Turcos en Alemania resienten efectos de fallido golpe contra Erdogan

La población turca en Alemania, unos tres millones de personas, resienten el conflicto que surgió en país de origen tras el fallido golpe de Estado y las duras medidas de represión adoptadas por el...

La población turca en Alemania, unos tres millones de personas, resienten el conflicto que surgió en país de origen tras el fallido golpe de Estado y las duras medidas de represión adoptadas por el gobierno del presidente Recep Tayyip Erdogan.

Luego del fracaso del golpe de Estado el pasado viernes 15, entre la población turca radicada en este país europeo se registran tensiones entre los que están a favor del presidente turco y los que no.

Muchos temen el largo brazo del régimen de Erdogan, quien no soporta ni la más mínima crítica en su contra y la castiga con suma dureza.

La orden del gobierno turco de que la población denuncie en el país y en el extranjero a quienes están en contra de Erdogan o quienes se expresaron a favor del golpe de Estado, ha generado una atmósfera de inquietud e incluso de temor entre los que viven en Alemania.

El gobierno ordenó el retorno inmediato al país de turistas turcos en el extranjero, así como de becarios y de maestros.

En Alemania hay incluso algunas escuelas turcas vinculadas al líder religioso Fethullah Gülen, que son agredidas por turcos que están en contra de ese clérigo musulmán.

El presidente Erdogan acusa a Gülen de ser el motor del intento de golpe de Estado que se registró en el país el fin de semana pasado. Gülen vive en Estados Unidos y el gobierno turco ya demandó su extradición.

Erdogan interpuso, incluso, una demanda en Alemania en contra de un comediante de televisión, que compuso y leyó a cámara un poema insultante en su contra.

El ministro alemán del Interior, Thomas de Maiziere, declaró este jueves en Berlín que la así llamada “limpieza” que lleva a cabo el gobierno turco, excede lo que sería una respuesta adecuada y proporcionada.

Por su parte, el ministro alemán de Asuntos Exteriores, Frank Walter Steinmeier, declaró que en vez de rebuscar en teorías de la conspiración, el gobierno turco debe abordar y sancionar el intento de golpe de Estado por medios jurídicos y políticos.
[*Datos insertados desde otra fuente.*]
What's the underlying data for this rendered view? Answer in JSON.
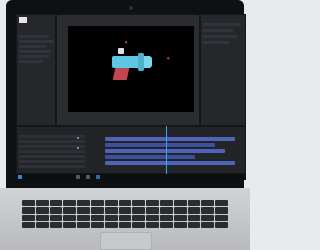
{
  "device": {
    "type": "laptop"
  },
  "screen": {
    "app": "video-editor",
    "viewer": {
      "artwork": "ray-gun"
    },
    "colors": {
      "gun_body": "#5ec7e3",
      "gun_grip": "#c44552",
      "viewer_bg": "#000000",
      "timeline_track": "#4f63b8",
      "playhead": "#3aa2ff"
    }
  },
  "icons": [
    "camera-icon",
    "windows-start-icon"
  ]
}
Tras el fallido golpe de Estado, Erdogan comenzó una purga en todos los ámbitos del país para detectar participantes y simpatizantes que hubiesen apoyado a los rebeldes que pretendían derrocarlo.

El mandatario suspendió incluso temporalmente la Convención Europea de Derechos Humanos y ha impuesto un estado de emergencia de tres meses que aumenta sus poderes y le permite gobernar por decreto.

Con su aplicación, pueden ser también suspendidos o restringidos derechos fundamentales tales como el de reunión o libertad de prensa y las autoridades pueden imponer toques de queda y monitorear o prohibir la cobertura de los medios de comunicación.